Thandi had joined up with the other rhino again by late yesterday so doesn't appear to have been outwardly affected by her procedure. The monitoring team report that Themba has moved away from his hollow and has been grazing well on the edge of the thicket line. He passed dung and has had water during the past 24 hours. These parameters were what we were worried about in the two days leading up to yesterdays procedures so are positive signs. The pain killers we gave him yesterday will be wearing off now and we don't want to give him more unless we absolutely have to. All the indications based on his condition under anaesthetic were that his system is very run down, his blood pressure was low and I am very worried about the capacity of his vital organs to handle the battering they are taking. The next 24 hours should give us an indication if he is able to sustain himself without anti-inflammatory/pain killers. If his eating and activity reduce we will have to go back onto them at the risk of damage, especially his kidneys.

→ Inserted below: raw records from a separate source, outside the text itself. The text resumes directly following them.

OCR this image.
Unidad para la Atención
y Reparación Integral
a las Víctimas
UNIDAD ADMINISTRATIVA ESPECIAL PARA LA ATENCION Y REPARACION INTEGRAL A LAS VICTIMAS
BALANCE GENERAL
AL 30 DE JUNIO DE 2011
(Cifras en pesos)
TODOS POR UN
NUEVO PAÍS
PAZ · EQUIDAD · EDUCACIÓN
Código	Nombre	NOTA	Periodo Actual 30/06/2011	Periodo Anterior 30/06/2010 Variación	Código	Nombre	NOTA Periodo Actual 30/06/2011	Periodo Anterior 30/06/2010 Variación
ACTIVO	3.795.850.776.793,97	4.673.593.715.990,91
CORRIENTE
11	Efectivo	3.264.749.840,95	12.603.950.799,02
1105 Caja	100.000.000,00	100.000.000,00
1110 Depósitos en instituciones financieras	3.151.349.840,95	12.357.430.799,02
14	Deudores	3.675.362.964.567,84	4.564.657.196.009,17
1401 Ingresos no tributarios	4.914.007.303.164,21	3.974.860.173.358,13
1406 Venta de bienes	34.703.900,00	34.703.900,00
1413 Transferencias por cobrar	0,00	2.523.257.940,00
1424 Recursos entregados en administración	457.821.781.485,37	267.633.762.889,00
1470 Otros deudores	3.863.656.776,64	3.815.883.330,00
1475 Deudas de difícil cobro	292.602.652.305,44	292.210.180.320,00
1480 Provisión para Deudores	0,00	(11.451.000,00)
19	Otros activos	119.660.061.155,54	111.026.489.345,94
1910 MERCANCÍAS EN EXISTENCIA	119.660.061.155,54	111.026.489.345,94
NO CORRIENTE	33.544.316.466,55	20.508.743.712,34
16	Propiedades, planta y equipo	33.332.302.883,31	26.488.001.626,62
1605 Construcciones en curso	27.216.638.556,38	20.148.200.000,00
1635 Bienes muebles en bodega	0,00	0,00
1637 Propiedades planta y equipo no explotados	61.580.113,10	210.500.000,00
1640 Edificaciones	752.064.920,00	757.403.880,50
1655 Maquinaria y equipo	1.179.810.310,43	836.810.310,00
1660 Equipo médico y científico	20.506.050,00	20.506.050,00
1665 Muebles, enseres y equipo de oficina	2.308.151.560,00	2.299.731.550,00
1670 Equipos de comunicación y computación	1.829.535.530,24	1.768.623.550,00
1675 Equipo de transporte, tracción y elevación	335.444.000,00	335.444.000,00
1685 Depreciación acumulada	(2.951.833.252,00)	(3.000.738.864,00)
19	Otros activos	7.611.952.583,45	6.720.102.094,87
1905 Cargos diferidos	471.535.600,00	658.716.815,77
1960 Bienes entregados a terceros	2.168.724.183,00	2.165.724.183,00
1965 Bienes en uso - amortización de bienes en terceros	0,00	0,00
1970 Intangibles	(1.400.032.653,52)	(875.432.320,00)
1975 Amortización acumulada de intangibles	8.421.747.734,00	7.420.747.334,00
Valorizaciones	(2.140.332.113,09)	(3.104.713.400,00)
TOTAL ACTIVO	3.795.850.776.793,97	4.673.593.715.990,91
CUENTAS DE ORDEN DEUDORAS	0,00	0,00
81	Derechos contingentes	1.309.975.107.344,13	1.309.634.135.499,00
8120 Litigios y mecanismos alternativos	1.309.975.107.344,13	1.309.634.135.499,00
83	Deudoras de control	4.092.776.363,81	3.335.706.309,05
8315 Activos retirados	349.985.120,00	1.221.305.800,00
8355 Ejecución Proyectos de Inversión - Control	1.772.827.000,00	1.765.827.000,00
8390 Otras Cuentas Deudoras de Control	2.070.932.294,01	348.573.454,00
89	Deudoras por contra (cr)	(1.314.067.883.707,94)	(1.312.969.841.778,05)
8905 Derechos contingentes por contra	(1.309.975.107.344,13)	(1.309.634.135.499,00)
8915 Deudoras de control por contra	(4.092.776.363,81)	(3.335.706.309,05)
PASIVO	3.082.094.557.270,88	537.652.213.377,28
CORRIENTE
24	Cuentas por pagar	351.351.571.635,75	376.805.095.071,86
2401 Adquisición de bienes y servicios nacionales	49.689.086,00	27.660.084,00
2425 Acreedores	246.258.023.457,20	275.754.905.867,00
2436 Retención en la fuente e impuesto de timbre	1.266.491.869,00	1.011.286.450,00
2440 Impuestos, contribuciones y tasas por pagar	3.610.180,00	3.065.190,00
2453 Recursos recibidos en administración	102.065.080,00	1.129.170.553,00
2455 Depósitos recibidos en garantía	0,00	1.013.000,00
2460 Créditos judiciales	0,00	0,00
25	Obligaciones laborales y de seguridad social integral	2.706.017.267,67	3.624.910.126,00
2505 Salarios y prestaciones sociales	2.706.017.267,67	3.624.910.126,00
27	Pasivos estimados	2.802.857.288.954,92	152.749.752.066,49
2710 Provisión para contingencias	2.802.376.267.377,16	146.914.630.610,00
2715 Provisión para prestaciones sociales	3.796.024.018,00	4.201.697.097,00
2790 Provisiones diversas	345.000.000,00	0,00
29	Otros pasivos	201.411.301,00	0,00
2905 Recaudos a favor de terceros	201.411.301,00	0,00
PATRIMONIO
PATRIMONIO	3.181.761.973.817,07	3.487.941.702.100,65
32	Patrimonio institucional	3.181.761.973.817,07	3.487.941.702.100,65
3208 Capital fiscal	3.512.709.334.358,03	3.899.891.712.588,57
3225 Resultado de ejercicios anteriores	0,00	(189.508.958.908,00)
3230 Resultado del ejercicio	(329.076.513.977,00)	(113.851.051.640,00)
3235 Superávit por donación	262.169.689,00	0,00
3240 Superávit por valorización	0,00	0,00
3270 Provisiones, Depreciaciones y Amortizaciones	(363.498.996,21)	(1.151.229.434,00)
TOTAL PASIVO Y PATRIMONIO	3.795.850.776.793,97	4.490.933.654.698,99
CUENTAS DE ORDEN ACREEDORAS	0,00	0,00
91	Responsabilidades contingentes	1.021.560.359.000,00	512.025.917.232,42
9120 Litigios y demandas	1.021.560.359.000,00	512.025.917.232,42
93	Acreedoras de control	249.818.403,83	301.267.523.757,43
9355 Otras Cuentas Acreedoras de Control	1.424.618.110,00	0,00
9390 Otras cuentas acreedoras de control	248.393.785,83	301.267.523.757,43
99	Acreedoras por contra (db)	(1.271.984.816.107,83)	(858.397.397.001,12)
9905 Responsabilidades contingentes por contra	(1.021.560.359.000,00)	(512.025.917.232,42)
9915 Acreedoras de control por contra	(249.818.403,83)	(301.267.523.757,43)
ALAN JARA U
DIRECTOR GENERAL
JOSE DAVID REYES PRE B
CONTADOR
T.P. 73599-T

We continue to source as much input from other vets regarding the best way forward for them. I have have consulted daily with different vets who have had experience of rhino wounds which is highly valued from a professional point of view. The other noticeable aspect of the process so far is how much it is affecting people from all over the world with skills and experience not usually utilised by vets in the field. This has been a very humbling experience as it brings home the importance of these beautiful animals and the way they have crept into peoples hearts.
As Thandi appears to have turned the corner, we are starting to build on a treatment plan to try and re-construct her face as much as possible. At this stage it seems impossible to establish a full skin cover over her facial wounds but I can promise we will do everything we can to give her the best possible chance of doing so. As mentioned before much of this is new territory in the treatment of rhino and we will consider every avenue we can think of. We have already had Dr Glynn Catton arrange for an artificial skin product to be sent down to us in the hope that it can make a difference during the healing process. This coming week a human re-constructive surgeon, Dr Alistair Lamont has offered to fly up from Cape Town to consider their condition and start applying his mind to what could possibly be done during the months ahead. Given the extensive experience that surgeons have in re-habilitating human injuries, I expect to be able to learn much from shared knowledge for Themba and Thandi and for the benefit of future victims of these poaching atrocities.
The contrast between what man is capable of in terms of both pain and wellfare is staggering. It is a sobering reminder of the power we possess in the choices we make. We have been given custodianship over all species on this planet. Our legacy lies entrenched in whether we choose to turn a blind eye to this level of suffering or whether we choose to do something about it. You, like me, have a choices to make.